In his New York Times op-ed, Warren Buffett declares that it's a great time to purchase stock in American companies. This is an exceptional statement for several reasons.
First, Buffet will likely be a very serious voice in an Obama presidency on economic matters, although I'd be surprised if he had a formal job. At his age and with his schedule, I can't imagine he'd be interested unless told that he was indispensable in the job. Still, as someone who issued warnings several years ago, he has a great deal of credibility.
Next, it's also significant because Buffett's never been a big stock guy:
I’ve been buying American stocks. This is my personal account I’m talking about, in which I previously owned nothing but United States government bonds. (This description leaves aside my Berkshire Hathaway holdings, which are all committed to philanthropy.) If prices keep looking attractive, my non-Berkshire net worth will soon be 100 percent in United States equities.Most interesting is his reasoning.
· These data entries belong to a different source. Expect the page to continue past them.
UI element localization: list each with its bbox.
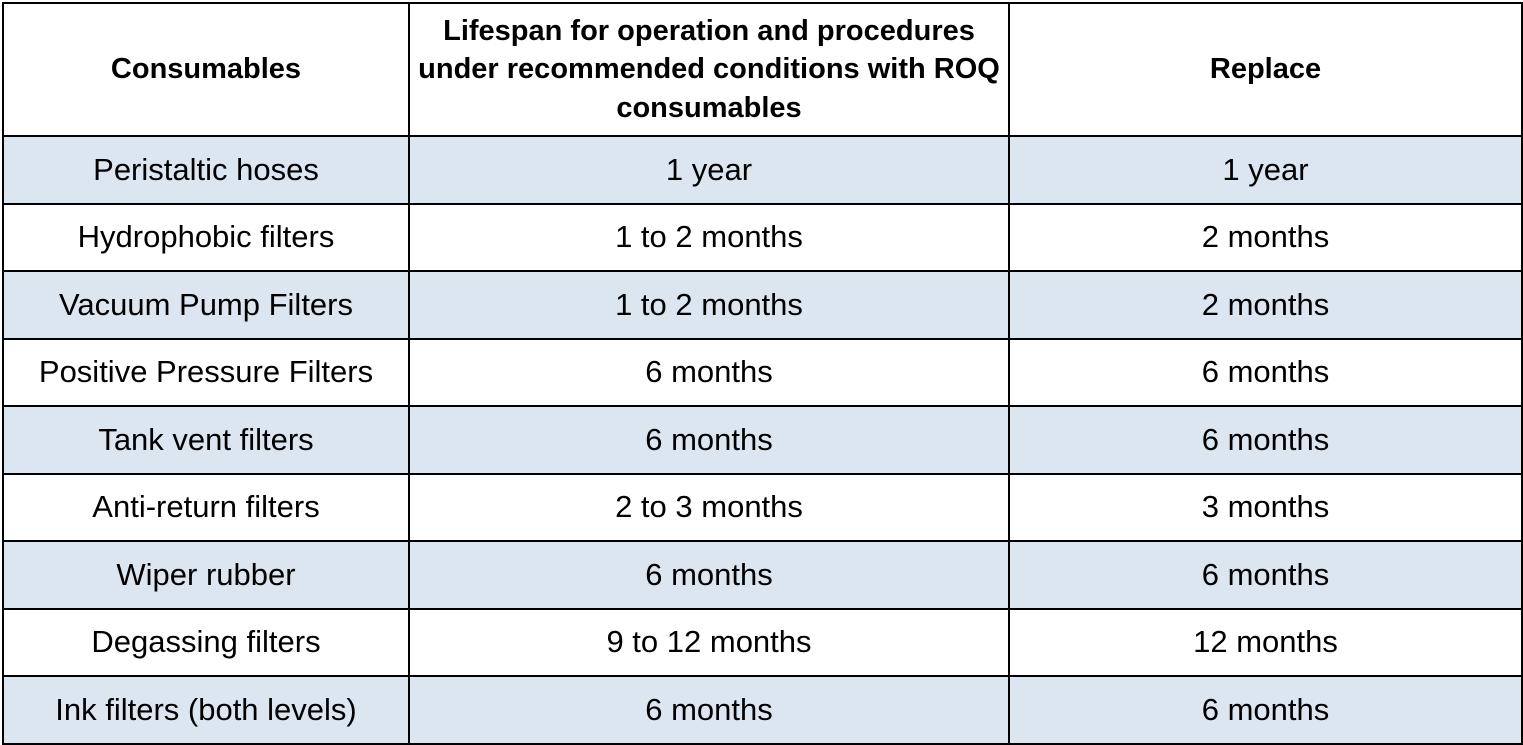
lifespan-cell: 1 to 2 months (408, 202, 1010, 272)
table-row: Peristaltic hoses 1 year 1 year (2, 135, 1523, 205)
header-consumables: Consumables (2, 2, 410, 137)
replace-cell: 6 months (1008, 337, 1523, 407)
table-row: Vacuum Pump Filters 1 to 2 months 2 mont… (2, 270, 1523, 340)
table-row: Hydrophobic filters 1 to 2 months 2 mont… (2, 202, 1523, 272)
table-row: Ink filters (both levels) 6 months 6 mon… (2, 675, 1523, 745)
consumable-cell: Peristaltic hoses (2, 135, 410, 205)
consumable-cell: Vacuum Pump Filters (2, 270, 410, 340)
header-replace: Replace (1008, 2, 1523, 137)
replace-cell: 2 months (1008, 270, 1523, 340)
replace-cell: 12 months (1008, 607, 1523, 677)
lifespan-cell: 1 year (408, 135, 1010, 205)
consumable-cell: Tank vent filters (2, 405, 410, 475)
consumable-cell: Ink filters (both levels) (2, 675, 410, 745)
consumable-cell: Hydrophobic filters (2, 202, 410, 272)
table-row: Tank vent filters 6 months 6 months (2, 405, 1523, 475)
header-lifespan: Lifespan for operation and procedures un… (408, 2, 1010, 137)
replace-cell: 6 months (1008, 540, 1523, 610)
replace-cell: 2 months (1008, 202, 1523, 272)
consumable-cell: Anti-return filters (2, 472, 410, 542)
replace-cell: 6 months (1008, 675, 1523, 745)
table-row: Wiper rubber 6 months 6 months (2, 540, 1523, 610)
lifespan-cell: 9 to 12 months (408, 607, 1010, 677)
lifespan-cell: 1 to 2 months (408, 270, 1010, 340)
consumable-cell: Degassing filters (2, 607, 410, 677)
table-row: Positive Pressure Filters 6 months 6 mon… (2, 337, 1523, 407)
lifespan-cell: 6 months (408, 675, 1010, 745)
table-row: Degassing filters 9 to 12 months 12 mont… (2, 607, 1523, 677)
table-row: Anti-return filters 2 to 3 months 3 mont… (2, 472, 1523, 542)
lifespan-cell: 2 to 3 months (408, 472, 1010, 542)
lifespan-cell: 6 months (408, 337, 1010, 407)
lifespan-cell: 6 months (408, 540, 1010, 610)
replace-cell: 6 months (1008, 405, 1523, 475)
consumable-cell: Wiper rubber (2, 540, 410, 610)
table-header-row: Consumables Lifespan for operation and p… (2, 2, 1523, 137)
consumable-cell: Positive Pressure Filters (2, 337, 410, 407)
replace-cell: 3 months (1008, 472, 1523, 542)
replace-cell: 1 year (1008, 135, 1523, 205)
lifespan-cell: 6 months (408, 405, 1010, 475)
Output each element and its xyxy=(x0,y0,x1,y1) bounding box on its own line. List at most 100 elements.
It's not out of "patriotism." No. It's sheer greed:
A simple rule dictates my buying: Be fearful when others are greedy, and be greedy when others are fearful...fears regarding the long-term prosperity of the nation’s many sound companies make no sense. These businesses will indeed suffer earnings hiccups, as they always have. But most major companies will be setting new profit records 5, 10 and 20 years from now.In short, he expects to earn a LOT of money on others' fear and inability to bear risk. He concludes by noting that those who wait for signs of recovery will be too late:
In waiting for the comfort of good news, they are ignoring Wayne Gretzky’s advice: “I skate to where the puck is going to be, not to where it has been.”